Ende des Würstlstands?
Aus für Traditionsgeschäft: Warum die Metzgerei Angerer nach 107 Jahren schließt
Wieder verabschiedet sich ein Rosenheimer Traditionsgeschäft: Das Unternehmen Angerer schließt am kommenden Wochenende und damit eine der letzten Metzgereien Rosenheims. Über die Hintergründe und wie es jetzt mit dem Würstlstand auf dem Max-Josefs-Platz weitergeht.
Rosenheim - In den 1960er Jahren gab es im Rosenheimer Stadtgebiet noch 32 Metzgereien. Übrig geblieben sind davon nur noch zwei große und drei kleinere Metzgereibetriebe – eine davon ist die Metzgerei Angerer. Gegründet wurde sie im Jahr 1916 von Georg Angerer. Als ältestes von sechs Kindern musste sich der junge Traunsteiner auf Drängen seines Vaters eine eigene Existenz aufbauen und erwarb gemeinsam mit seiner Frau Therese einen kleinen, bescheidenen Betrieb in der Nikolaistraße 3 und damit im Herzen der Stadt. 1920 legte Georg seine Meisterprüfung ab und durfte sich, wie aus dem Gewerbekataster hervorgeht, ab 1921 „Viehaufkäufer für den eigenen Betrieb“ nennen.
Sohn Georg übernahm 1928 den Betrieb
Die Gründerjahre müssen für den jungen Metzgermeister sehr schwer gewesen sein, denn seine Frau verstarb bereits im Alter von 38 Jahren und somit war es an ihm, neben der Arbeit auch noch die fünf Kinder zu erziehen.
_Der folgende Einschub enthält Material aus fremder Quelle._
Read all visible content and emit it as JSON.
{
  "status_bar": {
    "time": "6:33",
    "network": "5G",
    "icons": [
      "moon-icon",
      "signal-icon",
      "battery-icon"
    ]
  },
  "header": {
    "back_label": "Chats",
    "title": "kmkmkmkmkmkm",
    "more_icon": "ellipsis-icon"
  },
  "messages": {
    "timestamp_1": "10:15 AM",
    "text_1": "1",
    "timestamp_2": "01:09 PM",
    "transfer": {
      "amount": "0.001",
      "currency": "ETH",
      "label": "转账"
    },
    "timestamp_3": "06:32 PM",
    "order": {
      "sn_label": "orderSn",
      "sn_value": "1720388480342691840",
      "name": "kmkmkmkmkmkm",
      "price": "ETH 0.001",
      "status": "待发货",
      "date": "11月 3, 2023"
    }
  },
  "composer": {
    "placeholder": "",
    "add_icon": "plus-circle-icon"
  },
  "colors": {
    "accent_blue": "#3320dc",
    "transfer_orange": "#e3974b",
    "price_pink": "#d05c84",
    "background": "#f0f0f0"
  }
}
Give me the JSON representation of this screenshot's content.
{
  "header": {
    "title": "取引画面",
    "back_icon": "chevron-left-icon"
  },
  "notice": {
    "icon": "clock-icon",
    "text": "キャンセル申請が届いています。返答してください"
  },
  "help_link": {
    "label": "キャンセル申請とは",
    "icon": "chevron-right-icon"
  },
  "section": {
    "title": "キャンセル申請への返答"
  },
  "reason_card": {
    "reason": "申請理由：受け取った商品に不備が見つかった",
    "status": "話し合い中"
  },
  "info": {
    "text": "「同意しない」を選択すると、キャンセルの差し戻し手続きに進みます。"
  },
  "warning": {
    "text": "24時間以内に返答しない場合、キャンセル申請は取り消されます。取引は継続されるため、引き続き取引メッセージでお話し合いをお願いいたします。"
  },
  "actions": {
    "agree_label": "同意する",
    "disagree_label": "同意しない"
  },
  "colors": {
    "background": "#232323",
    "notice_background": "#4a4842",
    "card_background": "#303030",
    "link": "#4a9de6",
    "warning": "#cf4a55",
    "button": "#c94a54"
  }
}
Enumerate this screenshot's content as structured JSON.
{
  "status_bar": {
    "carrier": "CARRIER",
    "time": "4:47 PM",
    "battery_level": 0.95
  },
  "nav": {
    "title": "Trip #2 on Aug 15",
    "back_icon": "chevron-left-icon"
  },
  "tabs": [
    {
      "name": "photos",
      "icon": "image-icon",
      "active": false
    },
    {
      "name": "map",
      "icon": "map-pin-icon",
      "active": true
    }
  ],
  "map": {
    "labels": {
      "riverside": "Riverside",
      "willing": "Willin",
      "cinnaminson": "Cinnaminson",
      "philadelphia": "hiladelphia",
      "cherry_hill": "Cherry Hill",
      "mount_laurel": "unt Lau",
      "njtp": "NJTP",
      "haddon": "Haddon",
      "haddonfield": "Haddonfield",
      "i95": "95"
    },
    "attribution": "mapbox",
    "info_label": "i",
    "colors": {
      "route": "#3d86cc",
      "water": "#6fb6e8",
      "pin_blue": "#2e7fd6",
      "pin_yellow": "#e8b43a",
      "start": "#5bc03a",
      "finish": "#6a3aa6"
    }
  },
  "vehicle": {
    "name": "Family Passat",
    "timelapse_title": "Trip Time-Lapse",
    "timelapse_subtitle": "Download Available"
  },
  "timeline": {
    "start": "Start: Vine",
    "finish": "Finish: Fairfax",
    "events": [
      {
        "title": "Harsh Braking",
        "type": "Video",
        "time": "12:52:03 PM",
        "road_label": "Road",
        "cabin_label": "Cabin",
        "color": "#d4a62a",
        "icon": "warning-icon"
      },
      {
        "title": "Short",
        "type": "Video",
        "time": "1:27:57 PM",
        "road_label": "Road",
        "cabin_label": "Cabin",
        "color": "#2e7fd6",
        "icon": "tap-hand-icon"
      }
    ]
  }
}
Der älteste seiner Söhne, auch er hieß Georg, übernahm den Betrieb 1928 und lenkte ihn mit Geschick und Können zusammen mit seiner Frau Katharina durch die folgenden unsicheren Krisen- und Kriegsjahre.
Modernster Betrieb in der Stadt
Bereits 1938 verfügte Metzgerei Angerer über eine eigene Kühlanlage und galt damit als modernster Betrieb in der Stadt. Mit Tochter Maria Angerer stieg auch die nächste Generation in das Unternehmen mit ein. Maria heiratete 1952 den aus dem Sudetenland geflüchteten Josef Tschiesche. Die beiden erwarben das Nachbarhaus und damit stand der Expansion mit weiteren Kühlanlagen und umfangreichen Modernisierungsmaßnamen nichts mehr im Weg.
Die Erfolgsgeschichte ging weiter als mit Georg Tschiesche der älteste Sohn das Familienunternehmen übernahm. Zusammen mit seiner Ehefrau Eva führte auch er die Metzgerei 45 Jahre mit enorm viel Fleiß und Leidenschaft. Regionalität war den beiden von Anfang an enorm wichtig. Die Tiere hat Georg Tschieche direkt bei den Bauern in der Region eingekauft und abgeholt. Vor sechs Jahren musste sich Georg Tschiesche dann aufgrund einer Erkrankung aus dem Arbeitsleben zurückziehen.
Das Unternehmen konnte aber weiter am Leben erhalten werden, weil sich mit Eugen Bruckdorfer, einem Metzger, der schon 30 Jahre bei der Metzgerei Angerer gearbeitet hat, jemand fand, der sich bereiterklärte, die Tradition weiterzuführen.
Nun zwingt aber auch ihn eine Erkrankung zur Aufgabe des Geschäfts und damit steht Metzgerei Angerer nun endgültig vor dem Aus. „Das Hauptproblem ist der Fachkräftemangel. Es fehlt einfach an Personal und damit sehen wir leider keine Chance mehr weiterzumachen“, erklärt Eugen Bruckdorfer.
Von dieser Entscheidung betroffen ist auch der beliebte Angerer-Würstlstand auf dem Max-Josefs-Platz, den es seit dem Bau der Fußgängerzone gibt. „In dem Würstlstand haben wir viel Herzblut hineingesteckt und unser Nachfolger auch“, sagt Georg Tschiesche. Georg und Eva Tschiesche suchen derzeit nach einer Möglichkeit, den Würstlstand zu erhalten: „Damit ein Stück der Tradition am Leben bleibt“.